The event occurred in the middle of the Pomona Track. Picture a classic running track: an open grassy field surrounded by an oval track of probably a quarter mile circumference, and the land surrounding the track is slightly elevated forming a shallow bowl shape. There is also a rectangular metal equipment shed on the side of one of the straightaways of the track, probably 20 feet long.

Recording Setup Recording Device

An 18” balloon was popped and recorded using a TASCAM DR-40 sound recorder. I stood in the center of the track and popped the balloon while a pal recorded the event with the microphone about 3 feet from the balloon and pointed in its direction.

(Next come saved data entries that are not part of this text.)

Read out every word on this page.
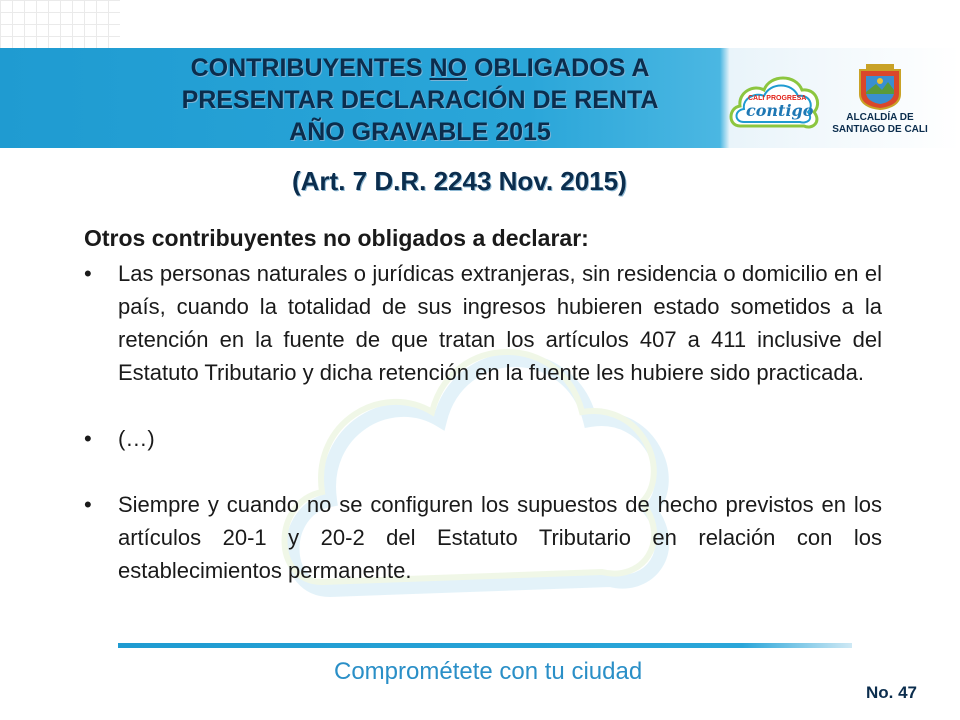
CONTRIBUYENTES NO OBLIGADOS A
PRESENTAR DECLARACIÓN DE RENTA
AÑO GRAVABLE 2015
CALI PROGRESA
contigo	ALCALDÍA DE
SANTIAGO DE CALI
(Art. 7 D.R. 2243 Nov. 2015)
Otros contribuyentes no obligados a declarar:
•	Las personas naturales o jurídicas extranjeras, sin residencia o domicilio en el país, cuando la totalidad de sus ingresos hubieren estado sometidos a la retención en la fuente de que tratan los artículos 407 a 411 inclusive del Estatuto Tributario y dicha retención en la fuente les hubiere sido practicada.
•	(…)
•	Siempre y cuando no se configuren los supuestos de hecho previstos en los artículos 20-1 y 20-2 del Estatuto Tributario en relación con los establecimientos permanente.
Comprométete con tu ciudad
No. 47
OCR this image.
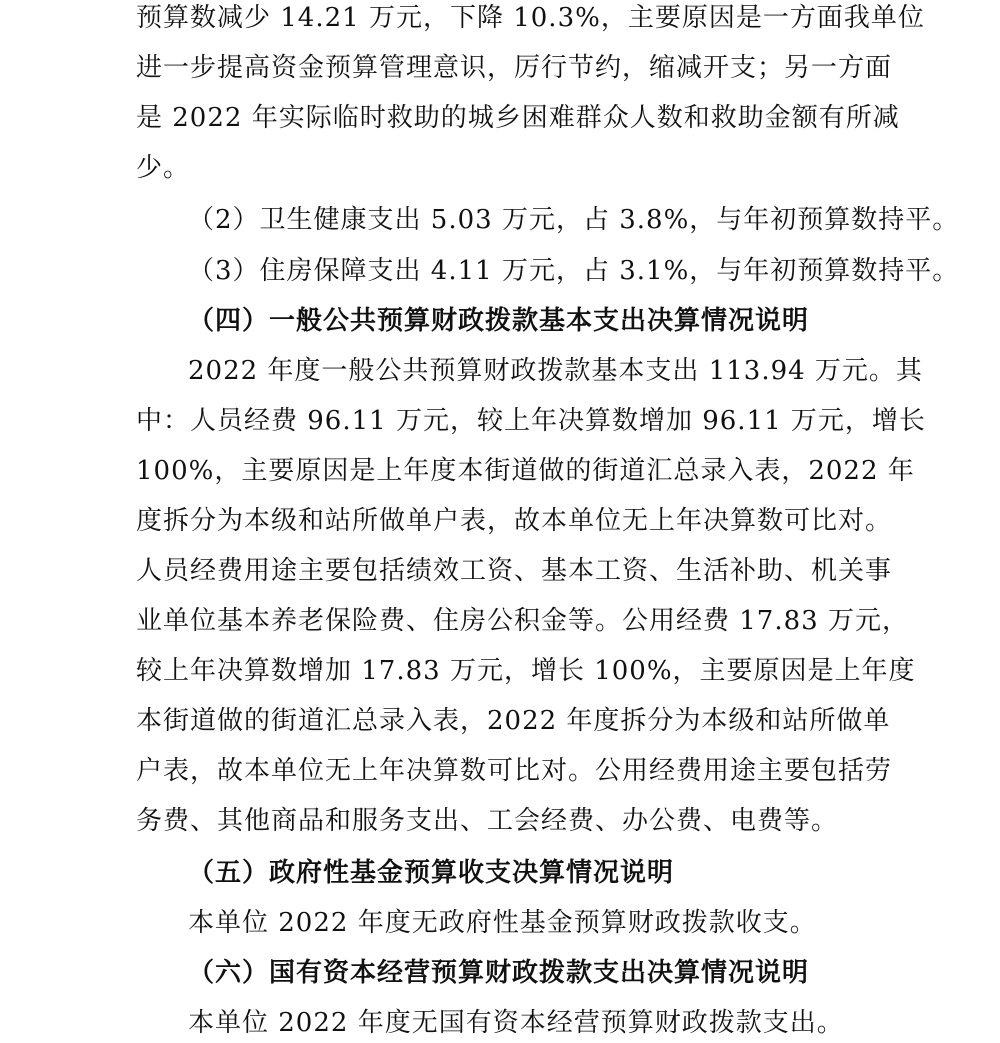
预算数减少 14.21 万元，下降 10.3%，主要原因是一方面我单位
进一步提高资金预算管理意识，厉行节约，缩减开支；另一方面
是 2022 年实际临时救助的城乡困难群众人数和救助金额有所减
少。
（2）卫生健康支出 5.03 万元，占 3.8%，与年初预算数持平。
（3）住房保障支出 4.11 万元，占 3.1%，与年初预算数持平。
（四）一般公共预算财政拨款基本支出决算情况说明
2022 年度一般公共预算财政拨款基本支出 113.94 万元。其
中：人员经费 96.11 万元，较上年决算数增加 96.11 万元，增长
100%，主要原因是上年度本街道做的街道汇总录入表，2022 年
度拆分为本级和站所做单户表，故本单位无上年决算数可比对。
人员经费用途主要包括绩效工资、基本工资、生活补助、机关事
业单位基本养老保险费、住房公积金等。公用经费 17.83 万元，
较上年决算数增加 17.83 万元，增长 100%，主要原因是上年度
本街道做的街道汇总录入表，2022 年度拆分为本级和站所做单
户表，故本单位无上年决算数可比对。公用经费用途主要包括劳
务费、其他商品和服务支出、工会经费、办公费、电费等。
（五）政府性基金预算收支决算情况说明
本单位 2022 年度无政府性基金预算财政拨款收支。
（六）国有资本经营预算财政拨款支出决算情况说明
本单位 2022 年度无国有资本经营预算财政拨款支出。
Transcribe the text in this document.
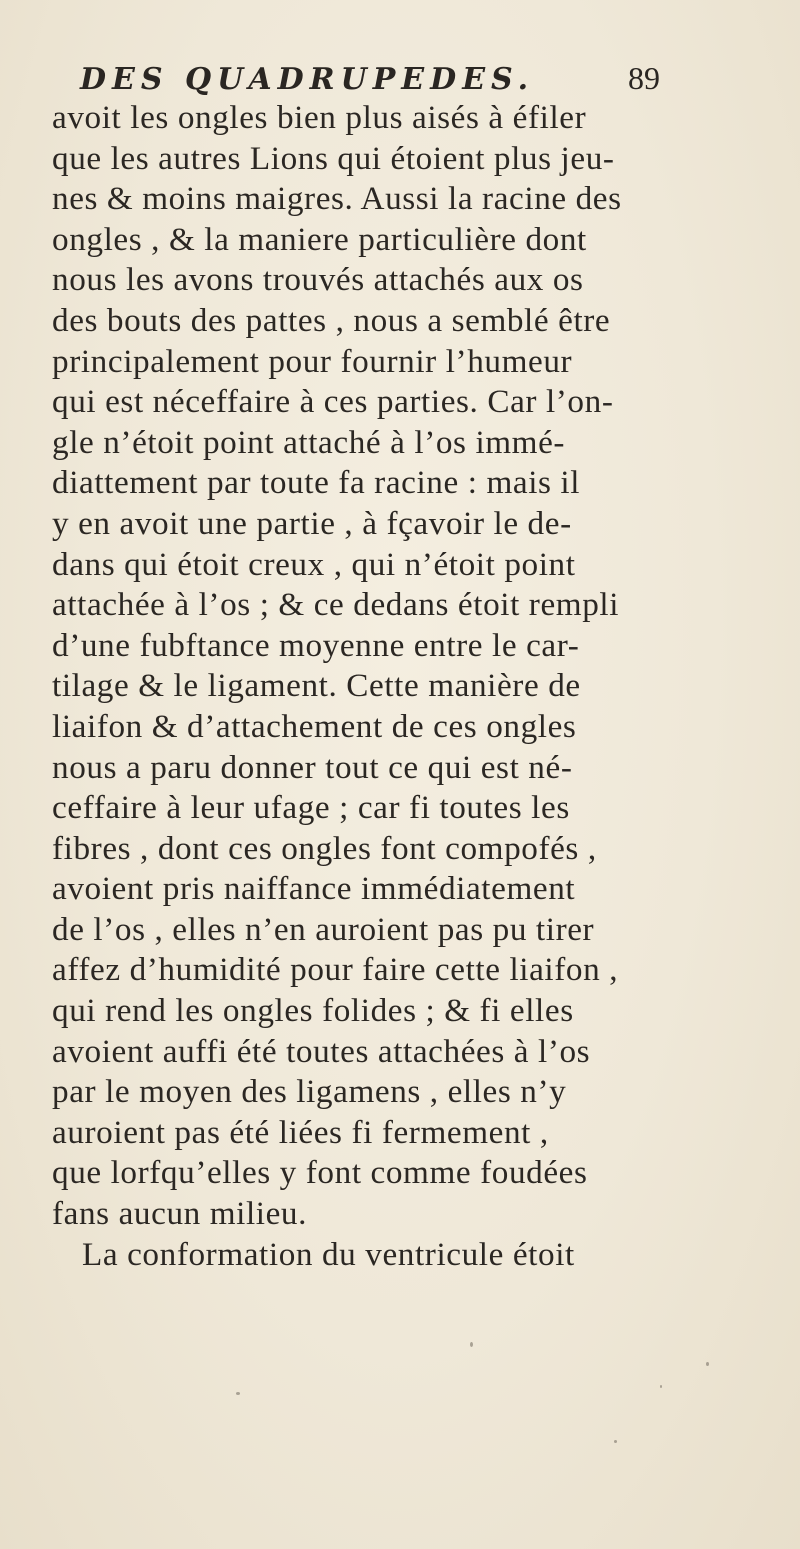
DES QUADRUPEDES.	89
avoit les ongles bien plus aisés à éfiler
que les autres Lions qui étoient plus jeu-
nes & moins maigres. Aussi la racine des
ongles , & la maniere particulière dont
nous les avons trouvés attachés aux os
des bouts des pattes , nous a semblé être
principalement pour fournir l’humeur
qui est néceffaire à ces parties. Car l’on-
gle n’étoit point attaché à l’os immé-
diattement par toute fa racine : mais il
y en avoit une partie , à fçavoir le de-
dans qui étoit creux , qui n’étoit point
attachée à l’os ; & ce dedans étoit rempli
d’une fubftance moyenne entre le car-
tilage & le ligament. Cette manière de
liaifon & d’attachement de ces ongles
nous a paru donner tout ce qui est né-
ceffaire à leur ufage ; car fi toutes les
fibres , dont ces ongles font compofés ,
avoient pris naiffance immédiatement
de l’os , elles n’en auroient pas pu tirer
affez d’humidité pour faire cette liaifon ,
qui rend les ongles folides ; & fi elles
avoient auffi été toutes attachées à l’os
par le moyen des ligamens , elles n’y
auroient pas été liées fi fermement ,
que lorfqu’elles y font comme foudées
fans aucun milieu.
La conformation du ventricule étoit
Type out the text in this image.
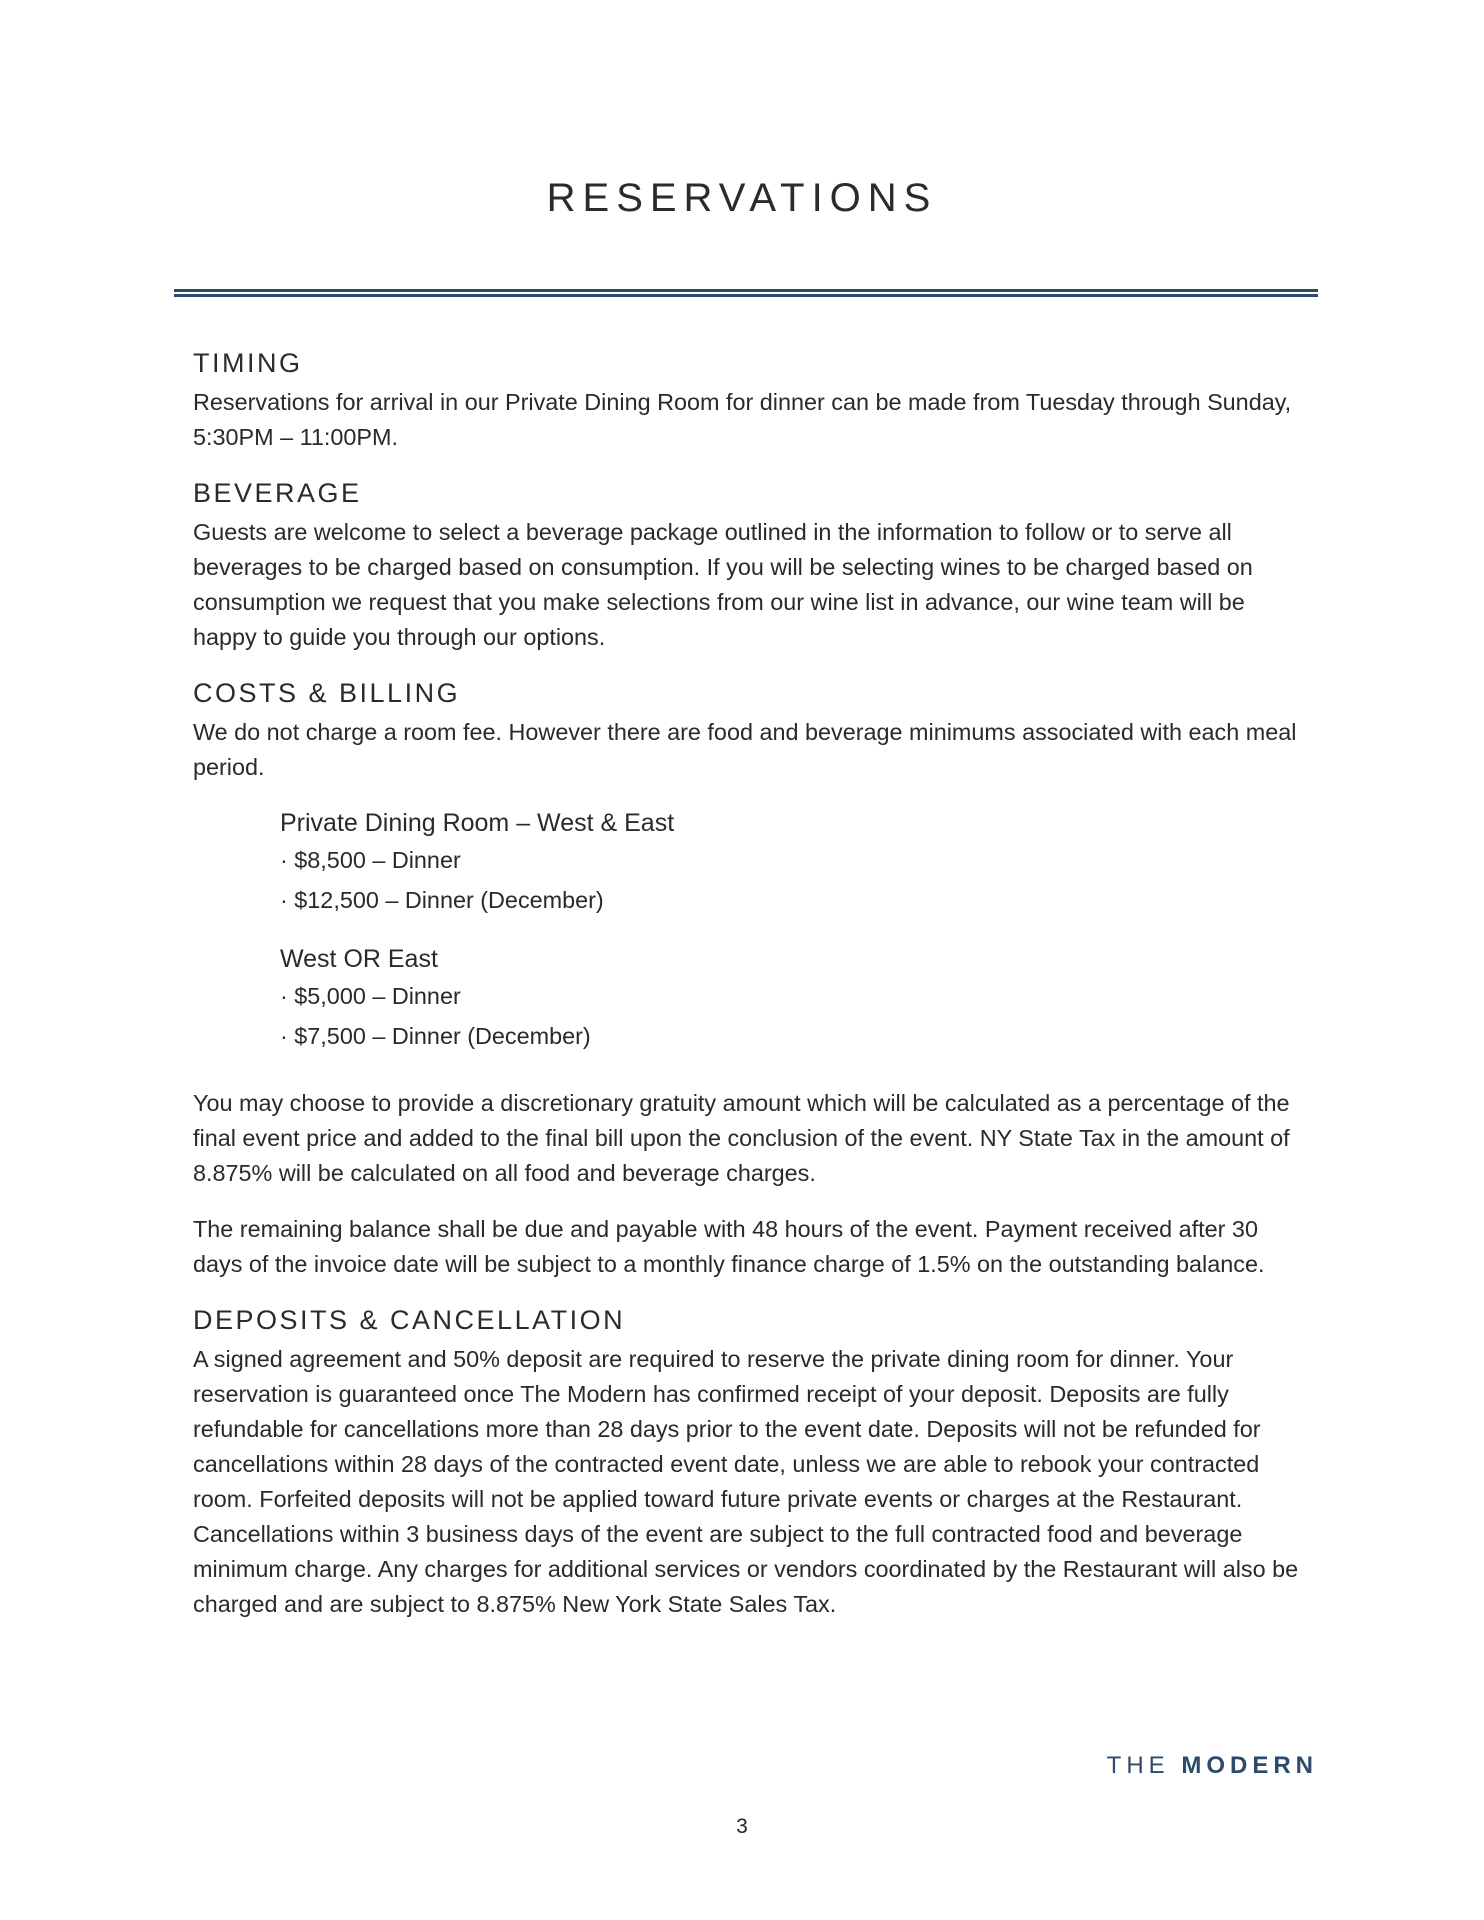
RESERVATIONS
TIMING

Reservations for arrival in our Private Dining Room for dinner can be made from Tuesday through Sunday, 5:30PM – 11:00PM.

BEVERAGE

Guests are welcome to select a beverage package outlined in the information to follow or to serve all beverages to be charged based on consumption. If you will be selecting wines to be charged based on consumption we request that you make selections from our wine list in advance, our wine team will be happy to guide you through our options.

COSTS & BILLING

We do not charge a room fee. However there are food and beverage minimums associated with each meal period.

Private Dining Room – West & East
· $8,500 – Dinner
· $12,500 – Dinner (December)
West OR East
· $5,000 – Dinner
· $7,500 – Dinner (December)

You may choose to provide a discretionary gratuity amount which will be calculated as a percentage of the final event price and added to the final bill upon the conclusion of the event. NY State Tax in the amount of 8.875% will be calculated on all food and beverage charges.

The remaining balance shall be due and payable with 48 hours of the event. Payment received after 30 days of the invoice date will be subject to a monthly finance charge of 1.5% on the outstanding balance.

DEPOSITS & CANCELLATION

A signed agreement and 50% deposit are required to reserve the private dining room for dinner. Your reservation is guaranteed once The Modern has confirmed receipt of your deposit. Deposits are fully refundable for cancellations more than 28 days prior to the event date. Deposits will not be refunded for cancellations within 28 days of the contracted event date, unless we are able to rebook your contracted room. Forfeited deposits will not be applied toward future private events or charges at the Restaurant. Cancellations within 3 business days of the event are subject to the full contracted food and beverage minimum charge. Any charges for additional services or vendors coordinated by the Restaurant will also be charged and are subject to 8.875% New York State Sales Tax.

THE MODERN
3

The pop was recorded on Wednesday, March 5 2014 at 9:00pm.

Reverberation time

-Maximum Intensity: 86.85 dB

-Minimum Intensity: 34.91 dB

-30dB Decay: .03 s

-50dB Decay: 1.56 s

-Return to Background Level: 1.7 s

Acoustic Description

Using Pratt, the recording was edited down from just a moment before the pop to when the audio returns to its pre-pop levels. The visible sound graph that we get shows the sudden spike of the initial pop and its extremely brief decay, then a moment of near silence before we see a considerably softer but distinct echo. I’m quite sure that single echo is coming off of the equipment shed that stands on one side of the track.

Visible Sound Graph

The visible intensity contour plot gives us a similar image. There is the initial spike followed by a steep drop and then the clearly audible echo, which we can now see is just about half as loud as the initial event. The echo quickly dissipates back to the pre-pop background levels.

Visible Intensity Contour

Again the same sonic event is visualized in the spectrogram. The initial pop makes up the massive window of frequency in the beginning, which immediately drops into the much softer echo and then decay.